Martin Blank (ein wunderbar unscheinbarer und neurotischer John Cusack) -- die von diesem Namen angedeutete Leere sollte man ruhig wörtlich nehmen -- ist ein Profikiller und ziemlich erfolgreich, nur steckt er in einer verfrühten Midlife-Crisis. Aber das Klassentreffen in seiner Heimatstadt, zu dem er nicht nur aus sentimentalen Gründen geht, und das Wiedersehen mit seiner großen Jugendliebe Debi (Minnie Driver) führen die ersehnte Wendung herbei.
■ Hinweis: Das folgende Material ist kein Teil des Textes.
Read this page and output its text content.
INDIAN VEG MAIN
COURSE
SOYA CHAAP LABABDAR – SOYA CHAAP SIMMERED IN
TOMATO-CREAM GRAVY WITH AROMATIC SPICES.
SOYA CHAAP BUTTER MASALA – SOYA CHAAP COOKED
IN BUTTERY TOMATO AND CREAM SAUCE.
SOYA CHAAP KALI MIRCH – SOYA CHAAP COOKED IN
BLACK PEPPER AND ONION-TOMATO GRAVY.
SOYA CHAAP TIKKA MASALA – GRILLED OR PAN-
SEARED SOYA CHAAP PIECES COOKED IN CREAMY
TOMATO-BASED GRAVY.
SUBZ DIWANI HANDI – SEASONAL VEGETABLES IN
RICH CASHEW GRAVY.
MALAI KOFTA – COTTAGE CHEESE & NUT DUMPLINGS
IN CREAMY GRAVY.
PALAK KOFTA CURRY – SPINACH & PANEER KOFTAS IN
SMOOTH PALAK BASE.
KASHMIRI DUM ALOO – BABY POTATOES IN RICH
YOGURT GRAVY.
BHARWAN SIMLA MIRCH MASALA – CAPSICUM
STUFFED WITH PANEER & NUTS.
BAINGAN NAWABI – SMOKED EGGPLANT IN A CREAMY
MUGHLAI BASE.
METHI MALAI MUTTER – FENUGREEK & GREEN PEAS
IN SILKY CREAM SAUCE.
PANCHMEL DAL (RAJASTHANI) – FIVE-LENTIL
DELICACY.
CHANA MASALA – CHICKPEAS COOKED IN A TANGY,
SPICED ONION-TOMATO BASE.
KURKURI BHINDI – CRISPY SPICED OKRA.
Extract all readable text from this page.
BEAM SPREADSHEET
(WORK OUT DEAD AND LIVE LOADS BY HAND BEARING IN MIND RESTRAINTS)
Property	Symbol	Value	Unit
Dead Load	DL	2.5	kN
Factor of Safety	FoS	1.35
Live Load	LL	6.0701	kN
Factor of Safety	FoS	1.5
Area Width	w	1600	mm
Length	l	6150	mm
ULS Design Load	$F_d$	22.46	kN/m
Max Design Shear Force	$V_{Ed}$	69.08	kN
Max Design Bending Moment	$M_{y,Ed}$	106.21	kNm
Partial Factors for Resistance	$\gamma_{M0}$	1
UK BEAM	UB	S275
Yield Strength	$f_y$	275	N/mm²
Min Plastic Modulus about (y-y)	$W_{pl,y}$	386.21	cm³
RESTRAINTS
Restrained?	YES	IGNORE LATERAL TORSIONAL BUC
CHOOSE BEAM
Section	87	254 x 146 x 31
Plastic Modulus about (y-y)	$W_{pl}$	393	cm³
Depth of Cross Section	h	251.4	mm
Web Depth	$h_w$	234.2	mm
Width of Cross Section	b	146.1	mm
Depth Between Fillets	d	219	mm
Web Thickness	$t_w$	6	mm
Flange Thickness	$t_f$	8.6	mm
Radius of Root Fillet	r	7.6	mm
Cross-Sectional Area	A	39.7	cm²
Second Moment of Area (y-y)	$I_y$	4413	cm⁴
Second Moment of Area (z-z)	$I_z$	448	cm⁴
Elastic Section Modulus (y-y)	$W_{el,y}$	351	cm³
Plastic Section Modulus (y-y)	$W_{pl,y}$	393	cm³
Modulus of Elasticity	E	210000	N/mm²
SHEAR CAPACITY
Gleich mehrmals kommt es in Grosse Pointe Blank zu gewalttätigen Auseinandersetzungen zwischen Martin und anderen Killern, die direkt aus einem John-Woo- oder Quentin-Tarantino-Film stammen könnten. George Armitage benutzt in diesen Momenten die Mythen des zeitgenössischen Kinos, um die Lüge von den idyllischen amerikanischen Vorstädten zu entlarven. Die absurde Gewalt bringt zum Lachen, aber die Reaktionen von Martins ehemaligen Mitschülern, für die Mord das gleiche wie der Handel mit Autos oder Häusern zu sein scheint, ersticken es sofort wieder im Keim. So witzig und zugleich so demaskierend wie hier George Armitage hat noch keiner die Absurdität von Klassentreffen, auf denen alles nur eine Fassade ist, porträtiert. --Sascha Westphal -- Dieser Text bezieht sich auf eine vergriffene oder nicht verfügbare Ausgabe dieses Titels.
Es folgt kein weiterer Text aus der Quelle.